La question de l’unité est évidemment la troisième des questions qu’il convient de débattre. Constatons d’abord qu’elle s’est par deux fois imposée à nous, comme d’ailleurs aux autres forces de gauche, devant les urgences politiques et sous la pression populaire de l’électorat. La NUPES d’abord, le NFP ensuite, avec un changement notable et prometteur dans le second cas, l’implication nouvelle de forces sociales et citoyennes face au danger du RN. Je crois que les communistes doivent cette fois s’emparer sérieusement du débat et ne pas laisser tourner les pages en spectateurs.
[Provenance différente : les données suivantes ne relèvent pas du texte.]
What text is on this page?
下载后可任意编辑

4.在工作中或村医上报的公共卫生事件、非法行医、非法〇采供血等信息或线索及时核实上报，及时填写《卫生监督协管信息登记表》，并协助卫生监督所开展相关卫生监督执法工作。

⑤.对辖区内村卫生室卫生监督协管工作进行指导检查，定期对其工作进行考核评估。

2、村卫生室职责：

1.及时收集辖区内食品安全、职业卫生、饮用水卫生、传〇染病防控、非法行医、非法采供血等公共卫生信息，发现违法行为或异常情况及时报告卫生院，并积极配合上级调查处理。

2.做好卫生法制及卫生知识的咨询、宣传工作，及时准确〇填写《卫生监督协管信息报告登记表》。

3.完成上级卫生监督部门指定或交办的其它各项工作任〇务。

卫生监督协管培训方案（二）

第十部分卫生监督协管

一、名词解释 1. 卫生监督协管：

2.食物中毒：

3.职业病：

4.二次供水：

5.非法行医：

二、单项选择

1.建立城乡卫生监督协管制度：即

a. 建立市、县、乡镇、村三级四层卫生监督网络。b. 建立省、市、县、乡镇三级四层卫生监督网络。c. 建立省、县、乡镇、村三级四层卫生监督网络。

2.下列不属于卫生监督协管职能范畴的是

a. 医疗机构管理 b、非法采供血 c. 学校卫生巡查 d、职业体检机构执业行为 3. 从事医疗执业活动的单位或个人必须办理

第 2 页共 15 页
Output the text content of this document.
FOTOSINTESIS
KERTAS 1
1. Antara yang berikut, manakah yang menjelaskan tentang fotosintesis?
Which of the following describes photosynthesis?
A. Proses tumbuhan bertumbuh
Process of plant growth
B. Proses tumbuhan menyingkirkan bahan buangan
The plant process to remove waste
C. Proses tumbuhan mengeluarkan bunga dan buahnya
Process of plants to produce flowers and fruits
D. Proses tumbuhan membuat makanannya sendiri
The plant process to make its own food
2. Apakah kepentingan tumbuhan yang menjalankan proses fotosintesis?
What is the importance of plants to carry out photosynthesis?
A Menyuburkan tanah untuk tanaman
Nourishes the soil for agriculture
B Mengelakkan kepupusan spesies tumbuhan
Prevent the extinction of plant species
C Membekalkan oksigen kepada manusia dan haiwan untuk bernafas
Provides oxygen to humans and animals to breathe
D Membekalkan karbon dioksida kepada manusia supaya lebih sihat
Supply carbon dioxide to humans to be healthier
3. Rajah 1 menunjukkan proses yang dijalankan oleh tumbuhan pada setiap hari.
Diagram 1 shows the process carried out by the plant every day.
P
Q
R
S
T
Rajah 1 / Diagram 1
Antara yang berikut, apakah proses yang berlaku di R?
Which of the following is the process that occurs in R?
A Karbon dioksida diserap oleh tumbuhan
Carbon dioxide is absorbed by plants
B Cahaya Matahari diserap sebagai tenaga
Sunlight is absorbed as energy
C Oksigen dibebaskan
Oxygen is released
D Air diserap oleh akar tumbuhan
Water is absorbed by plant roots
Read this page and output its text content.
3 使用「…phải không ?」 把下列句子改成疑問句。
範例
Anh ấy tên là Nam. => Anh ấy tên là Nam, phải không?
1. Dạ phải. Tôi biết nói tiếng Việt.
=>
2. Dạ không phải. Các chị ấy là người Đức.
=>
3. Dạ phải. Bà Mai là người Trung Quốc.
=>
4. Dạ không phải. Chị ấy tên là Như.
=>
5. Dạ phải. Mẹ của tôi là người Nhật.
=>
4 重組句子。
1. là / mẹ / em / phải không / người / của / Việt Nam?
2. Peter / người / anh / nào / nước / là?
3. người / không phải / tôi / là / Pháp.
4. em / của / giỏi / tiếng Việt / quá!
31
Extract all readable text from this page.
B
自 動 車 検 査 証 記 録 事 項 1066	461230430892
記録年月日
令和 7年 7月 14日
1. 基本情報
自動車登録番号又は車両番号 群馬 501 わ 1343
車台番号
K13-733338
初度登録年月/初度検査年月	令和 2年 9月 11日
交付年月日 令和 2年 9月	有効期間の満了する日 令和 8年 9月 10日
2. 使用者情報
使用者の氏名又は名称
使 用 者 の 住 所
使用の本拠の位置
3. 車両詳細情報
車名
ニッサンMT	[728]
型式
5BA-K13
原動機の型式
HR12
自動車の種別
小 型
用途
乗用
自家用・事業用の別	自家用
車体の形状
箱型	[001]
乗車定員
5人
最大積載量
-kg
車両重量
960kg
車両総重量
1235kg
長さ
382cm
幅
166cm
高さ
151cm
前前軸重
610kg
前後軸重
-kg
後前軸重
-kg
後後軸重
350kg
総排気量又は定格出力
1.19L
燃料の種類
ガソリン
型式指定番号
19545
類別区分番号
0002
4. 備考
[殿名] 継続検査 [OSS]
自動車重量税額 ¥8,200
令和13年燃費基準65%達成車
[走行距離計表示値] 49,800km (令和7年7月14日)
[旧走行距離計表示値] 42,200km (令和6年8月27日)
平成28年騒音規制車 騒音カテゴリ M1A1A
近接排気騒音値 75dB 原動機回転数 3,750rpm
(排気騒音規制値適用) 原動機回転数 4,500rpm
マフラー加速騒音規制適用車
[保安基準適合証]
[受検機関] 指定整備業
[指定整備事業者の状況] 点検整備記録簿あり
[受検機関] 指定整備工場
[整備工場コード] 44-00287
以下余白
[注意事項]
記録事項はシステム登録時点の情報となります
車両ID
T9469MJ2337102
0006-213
La question à mes yeux est celle-ci : il ne s’agit pas seulement de dire « l’unité s’impose car sinon aucune victoire à gauche , ni d’ailleurs aucun redressement du PCF, n’est possible » ? C’est vrai mais c’est insuffisant car cela reviendrait à dire qu’elle s’impose encore à nous et que les conditions de cette unité et de sa réussite ne sont pas discutables. Or nous savons que cette unité est complexe et qu’elle rassemble des forces diverses. Cela reviendrait aussi à accepter pour toujours la portion congrue qui nous a été réservée par nos alliés dans cette union. Or l’union est nécessaire mais elle reste un combat.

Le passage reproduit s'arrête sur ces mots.